What does this mean for trade and Britain’s economy?
For months May has weathered criticism that she has been too silent about her plans, arguing that giving too much detail would weaken Britain’s negotiating stance.
May said she would not adopt models already used by other countries that have free trade agreements with the bloc, a clear rejection of arrangements seen as templates for a hypothetical “soft Brexit”. Norway, for example, is outside the EU but a member of the wider European Economic Area, giving it access to the single market but subjecting it to many EU rules.
She outlined 12 negotiating priorities, including limiting immigration, exiting jurisdiction of the European Court of Justice, and ending full membership of the customs union that sets external tariffs for goods imported into the bloc.
Full membership in the customs union prevented Britain making its own trade deals, May said, but she still wanted a deal to keep trade with Europe as “frictionless as possible”.
WATCH: Brexit aftershock shock reaches far and wide
Britain will trigger the formal Brexit talks by the end of March, ushering in a two-year period of talks. May said she wanted the terms of Britain’s exit to be agreed within those two years, with new rules implemented gradually where necessary.
“It is in no one’s interests for there to be a cliff-edge for business or a threat to stability, as we change from our existing relationship to a new partnership with the EU,” May said.

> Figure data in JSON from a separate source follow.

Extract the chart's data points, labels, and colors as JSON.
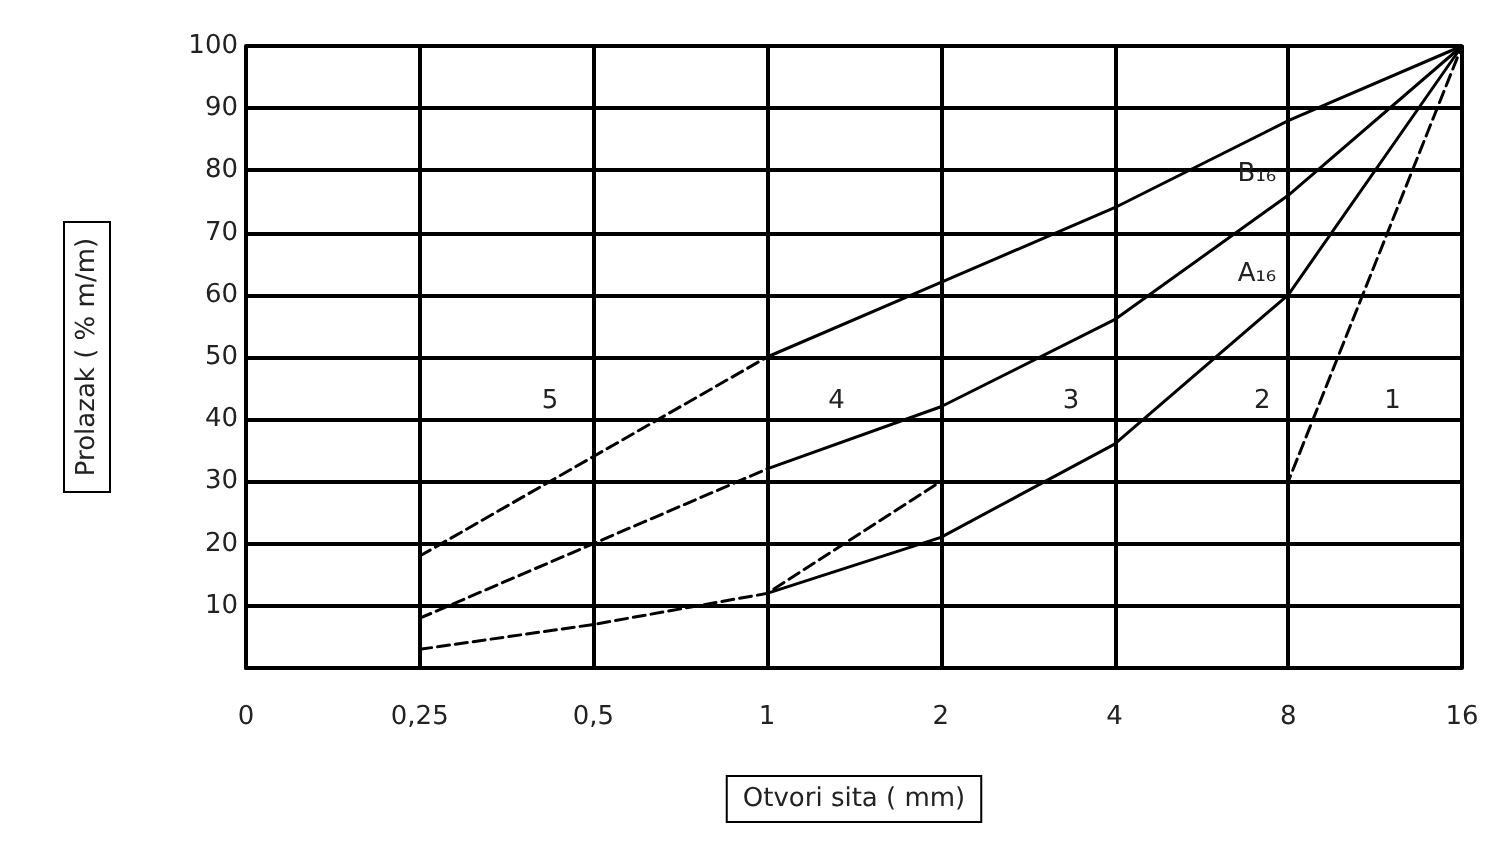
{
  "chart_data": {
    "type": "line",
    "xlabel": "Otvori sita ( mm)",
    "ylabel": "Prolazak ( % m/m)",
    "categories": [
      "0",
      "0,25",
      "0,5",
      "1",
      "2",
      "4",
      "8",
      "16"
    ],
    "series": [
      {
        "color": "#000000",
        "line_style": "dashed",
        "values": [
          null,
          18,
          34,
          50,
          null,
          null,
          null,
          null
        ]
      },
      {
        "color": "#000000",
        "line_style": "solid",
        "values": [
          null,
          null,
          null,
          50,
          62,
          74,
          88,
          100
        ]
      },
      {
        "color": "#000000",
        "line_style": "dashed",
        "values": [
          null,
          8,
          20,
          32,
          null,
          null,
          null,
          null
        ]
      },
      {
        "color": "#000000",
        "line_style": "solid",
        "values": [
          null,
          null,
          null,
          32,
          42,
          56,
          76,
          100
        ]
      },
      {
        "color": "#000000",
        "line_style": "dashed",
        "values": [
          null,
          3,
          7,
          12,
          30,
          30,
          30,
          100
        ]
      },
      {
        "color": "#000000",
        "line_style": "solid",
        "values": [
          null,
          null,
          null,
          12,
          21,
          36,
          60,
          100
        ]
      }
    ],
    "ylim": [
      0,
      100
    ],
    "yticks": [
      10,
      20,
      30,
      40,
      50,
      60,
      70,
      80,
      90,
      100
    ],
    "grid": true,
    "marker": "none",
    "annotations": [
      "5",
      "4",
      "3",
      "2",
      "1",
      {
        "text": "B₁₆",
        "x": "8",
        "y": 76
      },
      {
        "text": "A₁₆",
        "x": "8",
        "y": 60
      }
    ]
  }
}
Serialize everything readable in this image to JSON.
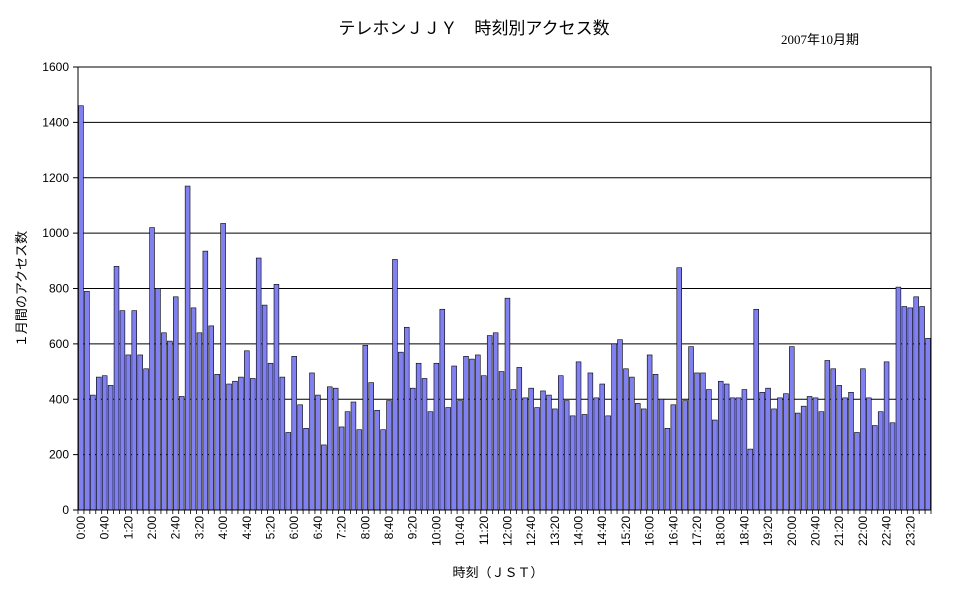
{
  "chart_data": {
    "type": "bar",
    "title": "テレホンＪＪＹ　時刻別アクセス数",
    "subtitle": "2007年10月期",
    "xlabel": "時刻（ＪＳＴ）",
    "ylabel": "１月間のアクセス数",
    "ylim": [
      0,
      1600
    ],
    "yticks": [
      0,
      200,
      400,
      600,
      800,
      1000,
      1200,
      1400,
      1600
    ],
    "grid": true,
    "bar_color": "#8080f0",
    "categories": [
      "0:00",
      "0:10",
      "0:20",
      "0:30",
      "0:40",
      "0:50",
      "1:00",
      "1:10",
      "1:20",
      "1:30",
      "1:40",
      "1:50",
      "2:00",
      "2:10",
      "2:20",
      "2:30",
      "2:40",
      "2:50",
      "3:00",
      "3:10",
      "3:20",
      "3:30",
      "3:40",
      "3:50",
      "4:00",
      "4:10",
      "4:20",
      "4:30",
      "4:40",
      "4:50",
      "5:00",
      "5:10",
      "5:20",
      "5:30",
      "5:40",
      "5:50",
      "6:00",
      "6:10",
      "6:20",
      "6:30",
      "6:40",
      "6:50",
      "7:00",
      "7:10",
      "7:20",
      "7:30",
      "7:40",
      "7:50",
      "8:00",
      "8:10",
      "8:20",
      "8:30",
      "8:40",
      "8:50",
      "9:00",
      "9:10",
      "9:20",
      "9:30",
      "9:40",
      "9:50",
      "10:00",
      "10:10",
      "10:20",
      "10:30",
      "10:40",
      "10:50",
      "11:00",
      "11:10",
      "11:20",
      "11:30",
      "11:40",
      "11:50",
      "12:00",
      "12:10",
      "12:20",
      "12:30",
      "12:40",
      "12:50",
      "13:00",
      "13:10",
      "13:20",
      "13:30",
      "13:40",
      "13:50",
      "14:00",
      "14:10",
      "14:20",
      "14:30",
      "14:40",
      "14:50",
      "15:00",
      "15:10",
      "15:20",
      "15:30",
      "15:40",
      "15:50",
      "16:00",
      "16:10",
      "16:20",
      "16:30",
      "16:40",
      "16:50",
      "17:00",
      "17:10",
      "17:20",
      "17:30",
      "17:40",
      "17:50",
      "18:00",
      "18:10",
      "18:20",
      "18:30",
      "18:40",
      "18:50",
      "19:00",
      "19:10",
      "19:20",
      "19:30",
      "19:40",
      "19:50",
      "20:00",
      "20:10",
      "20:20",
      "20:30",
      "20:40",
      "20:50",
      "21:00",
      "21:10",
      "21:20",
      "21:30",
      "21:40",
      "21:50",
      "22:00",
      "22:10",
      "22:20",
      "22:30",
      "22:40",
      "22:50",
      "23:00",
      "23:10",
      "23:20",
      "23:30",
      "23:40",
      "23:50"
    ],
    "xtick_labels": [
      "0:00",
      "0:40",
      "1:20",
      "2:00",
      "2:40",
      "3:20",
      "4:00",
      "4:40",
      "5:20",
      "6:00",
      "6:40",
      "7:20",
      "8:00",
      "8:40",
      "9:20",
      "10:00",
      "10:40",
      "11:20",
      "12:00",
      "12:40",
      "13:20",
      "14:00",
      "14:40",
      "15:20",
      "16:00",
      "16:40",
      "17:20",
      "18:00",
      "18:40",
      "19:20",
      "20:00",
      "20:40",
      "21:20",
      "22:00",
      "22:40",
      "23:20"
    ],
    "values": [
      1460,
      790,
      415,
      480,
      485,
      450,
      880,
      720,
      560,
      720,
      560,
      510,
      1020,
      800,
      640,
      610,
      770,
      410,
      1170,
      730,
      640,
      935,
      665,
      490,
      1035,
      455,
      465,
      480,
      575,
      475,
      910,
      740,
      530,
      815,
      480,
      280,
      555,
      380,
      295,
      495,
      415,
      235,
      445,
      440,
      300,
      355,
      390,
      290,
      595,
      460,
      360,
      290,
      395,
      905,
      570,
      660,
      440,
      530,
      475,
      355,
      530,
      725,
      370,
      520,
      395,
      555,
      545,
      560,
      485,
      630,
      640,
      500,
      765,
      435,
      515,
      405,
      440,
      370,
      430,
      415,
      365,
      485,
      395,
      340,
      535,
      345,
      495,
      405,
      455,
      340,
      600,
      615,
      510,
      480,
      385,
      365,
      560,
      490,
      400,
      295,
      380,
      875,
      395,
      590,
      495,
      495,
      435,
      325,
      465,
      455,
      405,
      405,
      435,
      220,
      725,
      425,
      440,
      365,
      405,
      420,
      590,
      350,
      375,
      410,
      405,
      355,
      540,
      510,
      450,
      405,
      425,
      280,
      510,
      405,
      305,
      355,
      535,
      315,
      805,
      735,
      730,
      770,
      735,
      620
    ]
  }
}
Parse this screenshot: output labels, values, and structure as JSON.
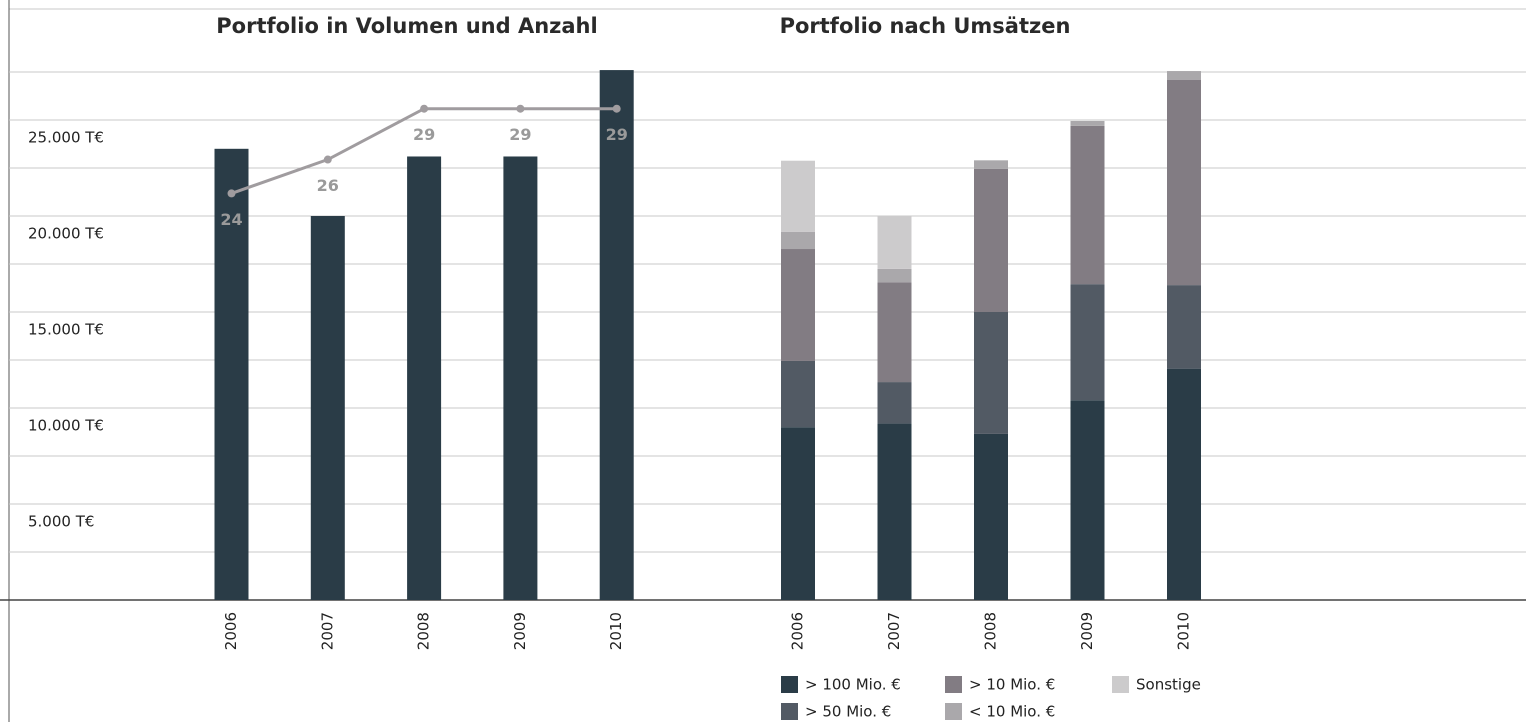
{
  "chart_data": [
    {
      "type": "bar_line",
      "title": "Portfolio in Volumen und Anzahl",
      "categories": [
        "2006",
        "2007",
        "2008",
        "2009",
        "2010"
      ],
      "series": [
        {
          "type": "bar",
          "color": "#2a3c47",
          "values": [
            23500,
            20000,
            23100,
            23100,
            27600
          ]
        },
        {
          "type": "line",
          "axis": "y2",
          "color": "#a09c9f",
          "label_color": "#9a9a9a",
          "values": [
            24,
            26,
            29,
            29,
            29
          ]
        }
      ],
      "ylim": [
        0,
        30000
      ],
      "yticks": [
        {
          "value": 5000,
          "label": "5.000 T€"
        },
        {
          "value": 10000,
          "label": "10.000 T€"
        },
        {
          "value": 15000,
          "label": "15.000 T€"
        },
        {
          "value": 20000,
          "label": "20.000 T€"
        },
        {
          "value": 25000,
          "label": "25.000 T€"
        }
      ],
      "ygrid": [
        2500,
        5000,
        7500,
        10000,
        12500,
        15000,
        17500,
        20000,
        22500,
        25000,
        27500
      ],
      "y2lim": [
        0,
        34
      ]
    },
    {
      "type": "stacked_bar",
      "title": "Portfolio nach Umsätzen",
      "categories": [
        "2006",
        "2007",
        "2008",
        "2009",
        "2010"
      ],
      "series": [
        {
          "name": "> 100 Mio. €",
          "color": "#2a3c47",
          "values": [
            9000,
            9200,
            8650,
            10400,
            12050
          ]
        },
        {
          "name": ">  50 Mio. €",
          "color": "#525a64",
          "values": [
            3450,
            2150,
            6350,
            6050,
            4350
          ]
        },
        {
          "name": "> 10 Mio. €",
          "color": "#827c83",
          "values": [
            5830,
            5200,
            7450,
            8250,
            10700
          ]
        },
        {
          "name": "< 10 Mio. €",
          "color": "#aaa8ab",
          "values": [
            900,
            700,
            450,
            250,
            450
          ]
        },
        {
          "name": "Sonstige",
          "color": "#cccbcc",
          "values": [
            3700,
            2750,
            0,
            0,
            0
          ]
        }
      ],
      "ylim": [
        0,
        30000
      ]
    }
  ]
}
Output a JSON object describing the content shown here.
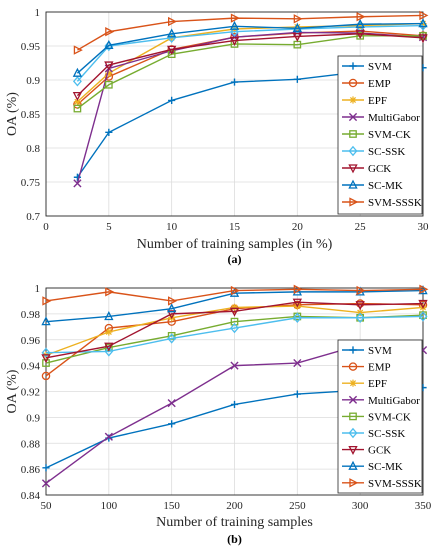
{
  "chart_data": [
    {
      "type": "line",
      "caption": "(a)",
      "xlabel": "Number of training samples (in %)",
      "ylabel": "OA (%)",
      "xlim": [
        0,
        30
      ],
      "ylim": [
        0.7,
        1
      ],
      "xticks": [
        "0",
        "5",
        "10",
        "15",
        "20",
        "25",
        "30"
      ],
      "yticks": [
        "0.7",
        "0.75",
        "0.8",
        "0.85",
        "0.9",
        "0.95",
        "1"
      ],
      "grid": true,
      "legend": "bottom-right",
      "x": [
        2.5,
        5,
        10,
        15,
        20,
        25,
        30
      ],
      "series": [
        {
          "name": "SVM",
          "color": "#0072BD",
          "marker": "plus",
          "values": [
            0.757,
            0.823,
            0.87,
            0.897,
            0.901,
            0.912,
            0.918
          ]
        },
        {
          "name": "EMP",
          "color": "#D95319",
          "marker": "circle",
          "values": [
            0.864,
            0.905,
            0.945,
            0.963,
            0.969,
            0.972,
            0.965
          ]
        },
        {
          "name": "EPF",
          "color": "#EDB120",
          "marker": "star",
          "values": [
            0.868,
            0.91,
            0.962,
            0.975,
            0.978,
            0.98,
            0.983
          ]
        },
        {
          "name": "MultiGabor",
          "color": "#7E2F8E",
          "marker": "x",
          "values": [
            0.748,
            0.917,
            0.943,
            0.963,
            0.97,
            0.969,
            0.963
          ]
        },
        {
          "name": "SVM-CK",
          "color": "#77AC30",
          "marker": "square",
          "values": [
            0.858,
            0.893,
            0.938,
            0.953,
            0.952,
            0.965,
            0.965
          ]
        },
        {
          "name": "SC-SSK",
          "color": "#4DBEEE",
          "marker": "diamond",
          "values": [
            0.898,
            0.95,
            0.962,
            0.971,
            0.975,
            0.978,
            0.98
          ]
        },
        {
          "name": "GCK",
          "color": "#A2142F",
          "marker": "triangle-down",
          "values": [
            0.877,
            0.922,
            0.945,
            0.958,
            0.964,
            0.968,
            0.962
          ]
        },
        {
          "name": "SC-MK",
          "color": "#0072BD",
          "marker": "triangle-up",
          "values": [
            0.91,
            0.951,
            0.968,
            0.979,
            0.976,
            0.982,
            0.983
          ]
        },
        {
          "name": "SVM-SSSK",
          "color": "#D95319",
          "marker": "triangle-right",
          "values": [
            0.944,
            0.971,
            0.986,
            0.991,
            0.99,
            0.993,
            0.995
          ]
        }
      ]
    },
    {
      "type": "line",
      "caption": "(b)",
      "xlabel": "Number of training samples",
      "ylabel": "OA (%)",
      "xlim": [
        50,
        350
      ],
      "ylim": [
        0.84,
        1
      ],
      "xticks": [
        "50",
        "100",
        "150",
        "200",
        "250",
        "300",
        "350"
      ],
      "yticks": [
        "0.84",
        "0.86",
        "0.88",
        "0.9",
        "0.92",
        "0.94",
        "0.96",
        "0.98",
        "1"
      ],
      "grid": true,
      "legend": "bottom-right",
      "x": [
        50,
        100,
        150,
        200,
        250,
        300,
        350
      ],
      "series": [
        {
          "name": "SVM",
          "color": "#0072BD",
          "marker": "plus",
          "values": [
            0.861,
            0.884,
            0.895,
            0.91,
            0.918,
            0.921,
            0.923
          ]
        },
        {
          "name": "EMP",
          "color": "#D95319",
          "marker": "circle",
          "values": [
            0.932,
            0.969,
            0.974,
            0.984,
            0.987,
            0.988,
            0.987
          ]
        },
        {
          "name": "EPF",
          "color": "#EDB120",
          "marker": "star",
          "values": [
            0.948,
            0.966,
            0.977,
            0.985,
            0.986,
            0.981,
            0.985
          ]
        },
        {
          "name": "MultiGabor",
          "color": "#7E2F8E",
          "marker": "x",
          "values": [
            0.849,
            0.885,
            0.911,
            0.94,
            0.942,
            0.956,
            0.952
          ]
        },
        {
          "name": "SVM-CK",
          "color": "#77AC30",
          "marker": "square",
          "values": [
            0.942,
            0.954,
            0.963,
            0.974,
            0.978,
            0.977,
            0.979
          ]
        },
        {
          "name": "SC-SSK",
          "color": "#4DBEEE",
          "marker": "diamond",
          "values": [
            0.95,
            0.951,
            0.961,
            0.969,
            0.977,
            0.977,
            0.978
          ]
        },
        {
          "name": "GCK",
          "color": "#A2142F",
          "marker": "triangle-down",
          "values": [
            0.946,
            0.955,
            0.98,
            0.982,
            0.989,
            0.987,
            0.988
          ]
        },
        {
          "name": "SC-MK",
          "color": "#0072BD",
          "marker": "triangle-up",
          "values": [
            0.974,
            0.978,
            0.984,
            0.996,
            0.997,
            0.997,
            0.998
          ]
        },
        {
          "name": "SVM-SSSK",
          "color": "#D95319",
          "marker": "triangle-right",
          "values": [
            0.99,
            0.997,
            0.99,
            0.998,
            0.999,
            0.998,
            0.999
          ]
        }
      ]
    }
  ]
}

“We will seek to avoid a disruptive cliff-edge, and we will do everything we can to phase in the new arrangements we require as Britain and the EU move towards our new partnership.”
May delivered the most important address of her half year in power at Lancaster House, a stately government-owned mansion in central London where former Prime Minister Margaret Thatcher, set out British support for the single market in 1988.
Setting a firm tone for negotiations, May announced that Britain would exit the EU with no trade deal at all if it was not satisfied with what was on offer. “No deal for Britain is better than a bad deal for Britain,” May said.
She also hinted that Britain could use tax breaks as a way to fight back to keep businesses, if the EU insisted on punitive tariffs: Britain would have the freedom to set competitive tax rates to attract global companies and investors, she said.
How are world leaders reacting?
German Foreign Minister Frank-Walter Steinmeier welcomed May’s speech but said that negotiations could only begin when Britain gave formal notification under Article 50 of the EU’s Lisbon Treaty. The British Supreme Court is due to rule this month on whether May can trigger Article 50 without approval from parliament.
Her speech comes as Northern Ireland, the part of the UK most exposed to Brexit due to its land border with the Irish Republic, faces political paralysis after the collapse of a government that shared power between Catholics and Protestants. One of May’s principles was “strengthening the union”, she said, adding she hoped for a spirit of unity in Northern Ireland.
May also faces difficulty winning support in Scotland, where voters strongly favoured staying in the EU just two years after they rejected independence from Britain.
U.S. President-elect Donald Trump has said that Brexit will turn out to be a great thing and other countries would follow Britain out of the European Union. He promised to strike a swift bilateral trade deal with the United Kingdom.
May mentioned Trump, saying that it was clear Britain was now at “the front of the line” for a trade deal with the United States. Outgoing President Barack Obama had urged Britain to stay in the EU, warning before the referendum that outside the bloc it would be at the “back of the queue” for a trade deal.